Le fait que l'armée ne mène pas le projet SAP à son terme suscite le mécontentement des politiques. «Selon les indications de l’entreprise allemande SAP, les forces armées de 57 pays à travers le monde utilisent actuellement ses solutions, dont 22 États membres de l’OTAN sur 29», écrivent les conseillers nationaux Jean-Luc Addor et Fabian Molina dans un postulat que la Commission de la politique de sécurité recommande d'adopter. Les parlementaires souhaitent que l'on explique «pourquoi le DDPS ne continue pas de s’appuyer sur des solutions standard qui ont fait leurs preuves et entend mettre en place, en partie sur une nouvelle plateforme numérique, des applications critiques pour l’engagement et mettre hors service les applications équivalentes existantes».  

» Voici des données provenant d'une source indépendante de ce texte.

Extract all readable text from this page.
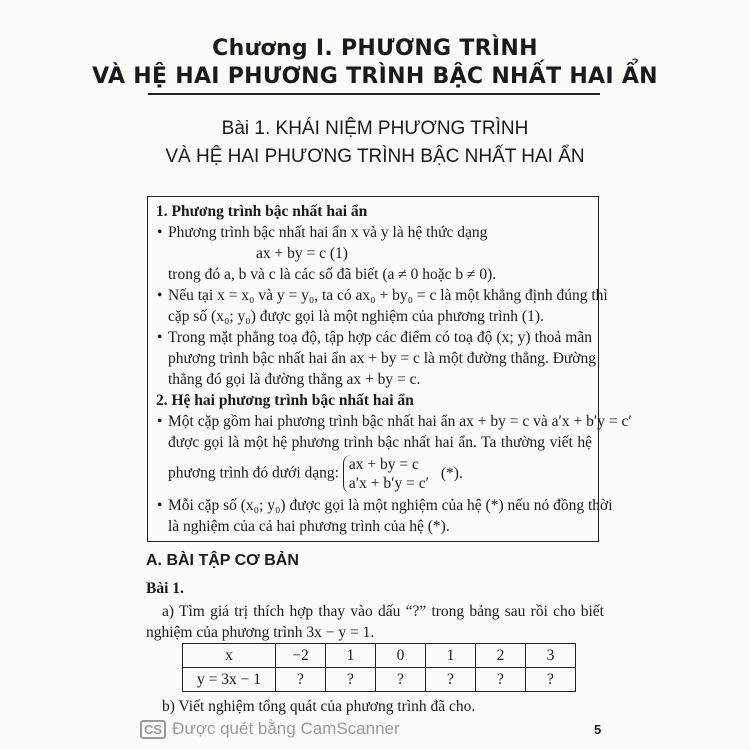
Chương I. PHƯƠNG TRÌNH
VÀ HỆ HAI PHƯƠNG TRÌNH BẬC NHẤT HAI ẨN
Bài 1. KHÁI NIỆM PHƯƠNG TRÌNH
VÀ HỆ HAI PHƯƠNG TRÌNH BẬC NHẤT HAI ẨN
1. Phương trình bậc nhất hai ẩn
• Phương trình bậc nhất hai ẩn x và y là hệ thức dạng
ax + by = c (1)
trong đó a, b và c là các số đã biết (a ≠ 0 hoặc b ≠ 0).
• Nếu tại x = x₀ và y = y₀, ta có ax₀ + by₀ = c là một khẳng định đúng thì
cặp số (x₀; y₀) được gọi là một nghiệm của phương trình (1).
• Trong mặt phẳng toạ độ, tập hợp các điểm có toạ độ (x; y) thoả mãn
phương trình bậc nhất hai ẩn ax + by = c là một đường thẳng. Đường
thẳng đó gọi là đường thẳng ax + by = c.
2. Hệ hai phương trình bậc nhất hai ẩn
• Một cặp gồm hai phương trình bậc nhất hai ẩn ax + by = c và a′x + b′y = c′
được gọi là một hệ phương trình bậc nhất hai ẩn. Ta thường viết hệ
phương trình đó dưới dạng:
ax + by = c
a′x + b′y = c′
(*).
• Mỗi cặp số (x₀; y₀) được gọi là một nghiệm của hệ (*) nếu nó đồng thời
là nghiệm của cả hai phương trình của hệ (*).
A. BÀI TẬP CƠ BẢN
Bài 1.
a) Tìm giá trị thích hợp thay vào dấu “?” trong bảng sau rồi cho biết
nghiệm của phương trình 3x − y = 1.
x	−2	1	0	1	2	3
y = 3x − 1	?	?	?	?	?	?
b) Viết nghiệm tổng quát của phương trình đã cho.
CS Được quét bằng CamScanner	5
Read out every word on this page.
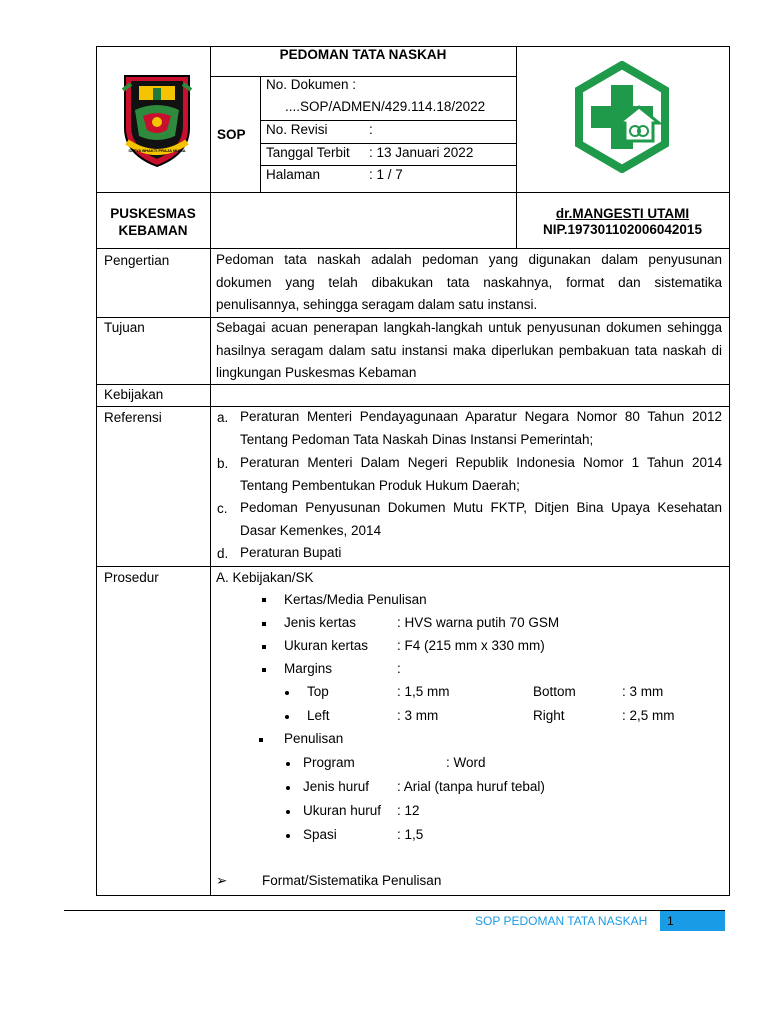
SATYA BHAKTI PRAJA MULIA
PEDOMAN TATA NASKAH
SOP
No. Dokumen :
....SOP/ADMEN/429.114.18/2022
No. Revisi	:
Tanggal Terbit : 13 Januari 2022
Halaman	: 1 / 7
PUSKESMAS
KEBAMAN
dr.MANGESTI UTAMI
NIP.197301102006042015
Pengertian	Pedoman tata naskah adalah pedoman yang digunakan dalam penyusunan dokumen yang telah dibakukan tata naskahnya, format dan sistematika penulisannya, sehingga seragam dalam satu instansi.
Tujuan	Sebagai acuan penerapan langkah-langkah untuk penyusunan dokumen sehingga hasilnya seragam dalam satu instansi maka diperlukan pembakuan tata naskah di lingkungan Puskesmas Kebaman
Kebijakan
Referensi	a. Peraturan Menteri Pendayagunaan Aparatur Negara Nomor 80 Tahun 2012 Tentang Pedoman Tata Naskah Dinas Instansi Pemerintah;
b. Peraturan Menteri Dalam Negeri Republik Indonesia Nomor 1 Tahun 2014 Tentang Pembentukan Produk Hukum Daerah;
c. Pedoman Penyusunan Dokumen Mutu FKTP, Ditjen Bina Upaya Kesehatan Dasar Kemenkes, 2014
d. Peraturan Bupati
Prosedur	A. Kebijakan/SK
Kertas/Media Penulisan
Jenis kertas	: HVS warna putih 70 GSM
Ukuran kertas : F4 (215 mm x 330 mm)
Margins	:
Top	: 1,5 mm	Bottom	: 3 mm
Left	: 3 mm	Right	: 2,5 mm
Penulisan
Program	: Word
Jenis huruf : Arial (tanpa huruf tebal)
Ukuran huruf : 12
Spasi	: 1,5
➢	Format/Sistematika Penulisan
SOP PEDOMAN TATA NASKAH 1
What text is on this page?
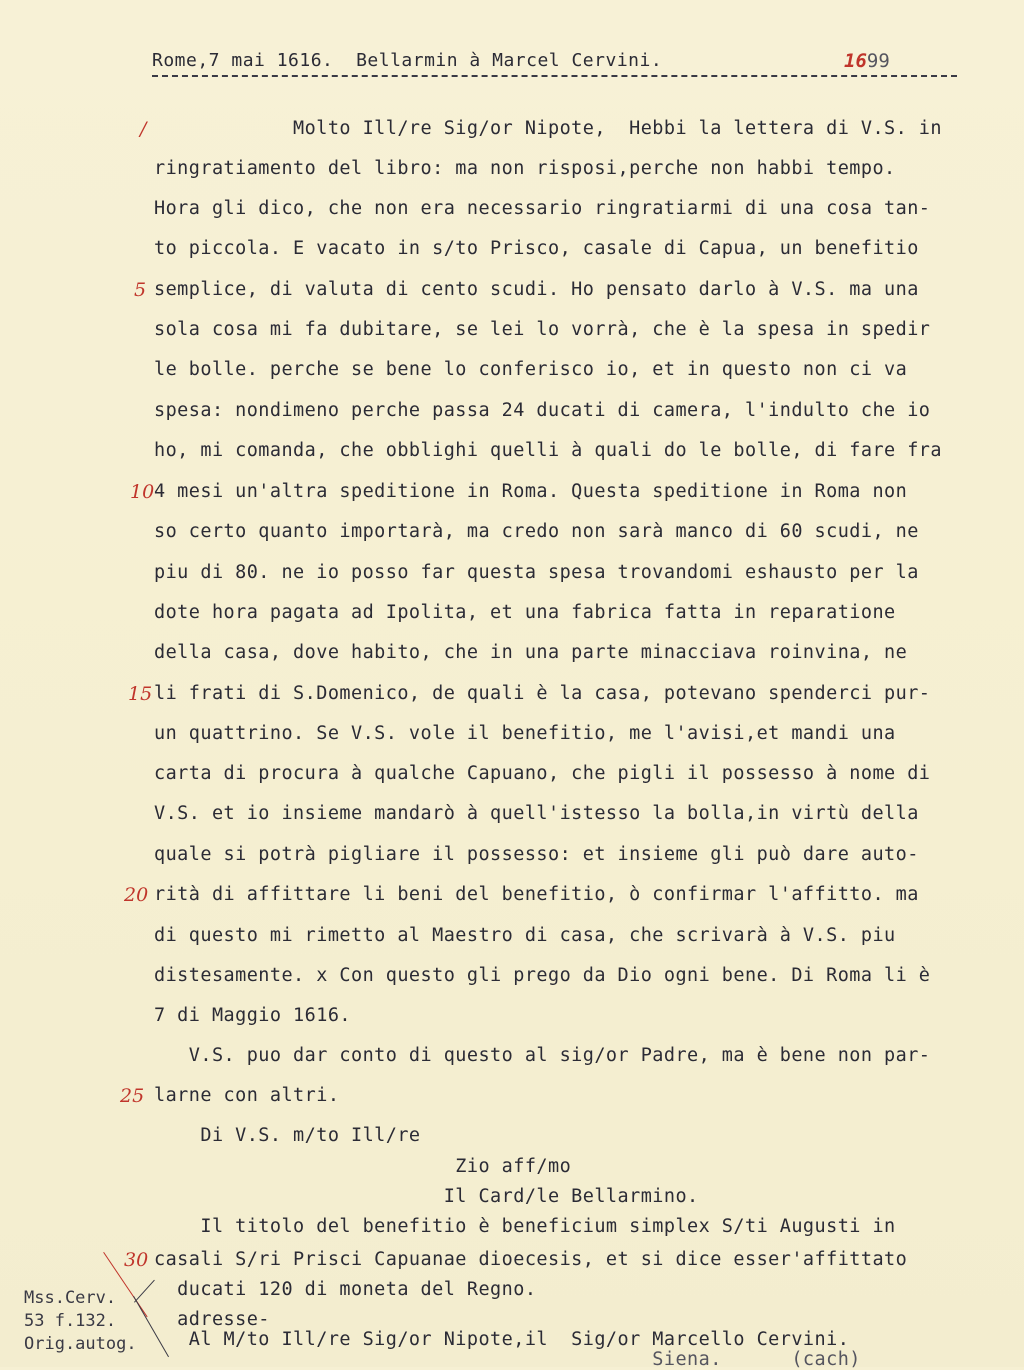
Rome,7 mai 1616.  Bellarmin à Marcel Cervini.	1699
Molto Ill/re Sig/or Nipote,  Hebbi la lettera di V.S. in
ringratiamento del libro: ma non risposi,perche non habbi tempo.
Hora gli dico, che non era necessario ringratiarmi di una cosa tan-
to piccola. E vacato in s/to Prisco, casale di Capua, un benefitio
semplice, di valuta di cento scudi. Ho pensato darlo à V.S. ma una
sola cosa mi fa dubitare, se lei lo vorrà, che è la spesa in spedir
le bolle. perche se bene lo conferisco io, et in questo non ci va
spesa: nondimeno perche passa 24 ducati di camera, l'indulto che io
ho, mi comanda, che obblighi quelli à quali do le bolle, di fare fra
4 mesi un'altra speditione in Roma. Questa speditione in Roma non
so certo quanto importarà, ma credo non sarà manco di 60 scudi, ne
piu di 80. ne io posso far questa spesa trovandomi eshausto per la
dote hora pagata ad Ipolita, et una fabrica fatta in reparatione
della casa, dove habito, che in una parte minacciava roinvina, ne
li frati di S.Domenico, de quali è la casa, potevano spenderci pur-
un quattrino. Se V.S. vole il benefitio, me l'avisi,et mandi una
carta di procura à qualche Capuano, che pigli il possesso à nome di
V.S. et io insieme mandarò à quell'istesso la bolla,in virtù della
quale si potrà pigliare il possesso: et insieme gli può dare auto-
rità di affittare li beni del benefitio, ò confirmar l'affitto. ma
di questo mi rimetto al Maestro di casa, che scrivarà à V.S. piu
distesamente. x Con questo gli prego da Dio ogni bene. Di Roma li è
7 di Maggio 1616.
V.S. puo dar conto di questo al sig/or Padre, ma è bene non par-
larne con altri.
Di V.S. m/to Ill/re
Zio aff/mo
Il Card/le Bellarmino.
Il titolo del benefitio è beneficium simplex S/ti Augusti in
casali S/ri Prisci Capuanae dioecesis, et si dice esser'affittato
ducati 120 di moneta del Regno.
adresse-
Al M/to Ill/re Sig/or Nipote,il  Sig/or Marcello Cervini.
Siena.      (cach)
/
5
10
15
20
25
30
Mss.Cerv.
53 f.132.
Orig.autog.
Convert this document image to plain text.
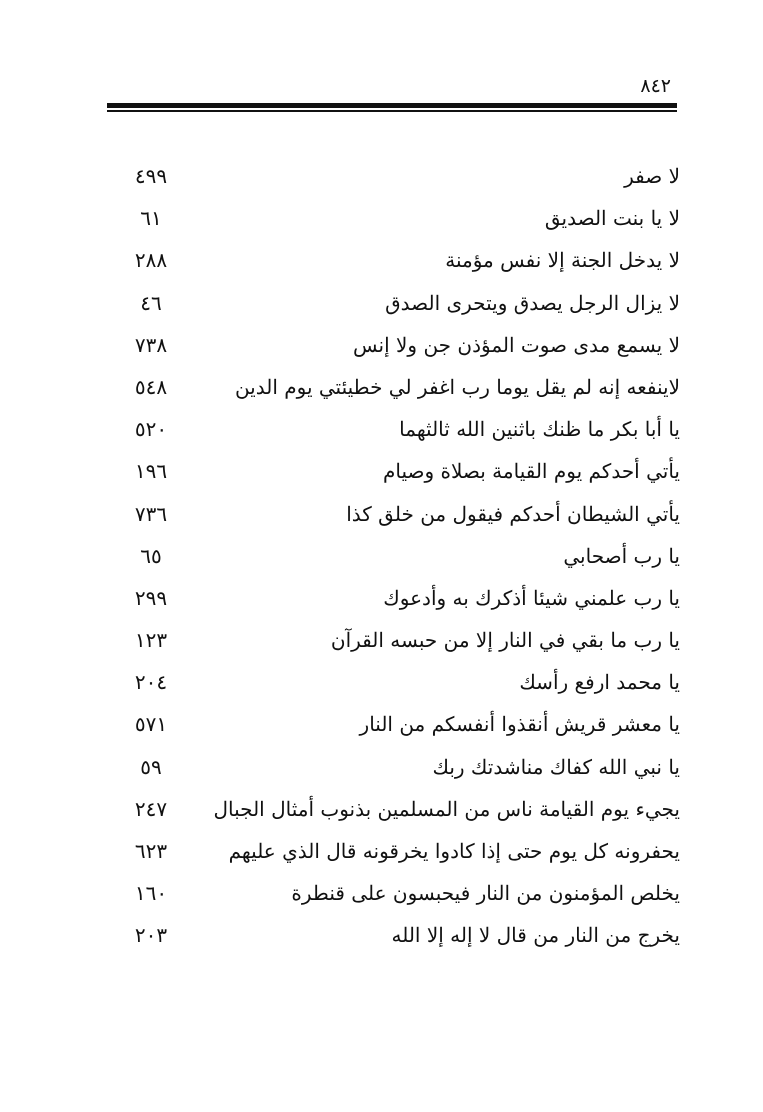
٨٤٢
لا صفر
٤٩٩
لا يا بنت الصديق
٦١
لا يدخل الجنة إلا نفس مؤمنة
٢٨٨
لا يزال الرجل يصدق ويتحرى الصدق
٤٦
لا يسمع مدى صوت المؤذن جن ولا إنس
٧٣٨
لاينفعه إنه لم يقل يوما رب اغفر لي خطيئتي يوم الدين
٥٤٨
يا أبا بكر ما ظنك باثنين الله ثالثهما
٥٢٠
يأتي أحدكم يوم القيامة بصلاة وصيام
١٩٦
يأتي الشيطان أحدكم فيقول من خلق كذا
٧٣٦
يا رب أصحابي
٦٥
يا رب علمني شيئا أذكرك به وأدعوك
٢٩٩
يا رب ما بقي في النار إلا من حبسه القرآن
١٢٣
يا محمد ارفع رأسك
٢٠٤
يا معشر قريش أنقذوا أنفسكم من النار
٥٧١
يا نبي الله كفاك مناشدتك ربك
٥٩
يجيء يوم القيامة ناس من المسلمين بذنوب أمثال الجبال
٢٤٧
يحفرونه كل يوم حتى إذا كادوا يخرقونه قال الذي عليهم
٦٢٣
يخلص المؤمنون من النار فيحبسون على قنطرة
١٦٠
يخرج من النار من قال لا إله إلا الله
٢٠٣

Selon les auteurs du postulat, l'objectif devrait être «d’assurer effectivement l’efficience sous l’angle des coûts, qui peut être atteinte avec les logiciels SAP standard dans le domaine de la défense, au lieu de viser un niveau d’ambition trop élevé en cherchant à développer des solutions suisses sur mesure, ce qui entraînerait de grands risques de retard et de conséquences financières négatives». 

Les parlementaires demandent notamment au Conseil fédéral de s'enquérir de l'état d'avancement du projet «Systèmes ERP D/ar» et de clarifier dans quels délais et à quelles conditions la 8ème phase du projet, qui a été interrompue, pourrait être poursuivie conformément à la planification initiale. L'exécutif est en outre invité à examiner «comment le niveau d’ambition de l’architecture informatique au DDPS peut être adapté aux ressources financières, techniques et en personnel disponibles de sorte que les risques soient réduits au minimum et le calendrier tenu» et  «comment la gouvernance doit être conçue pour le pilotage des grands projets informatiques du DDPS pour lesquels le niveau d’ambition est adapté».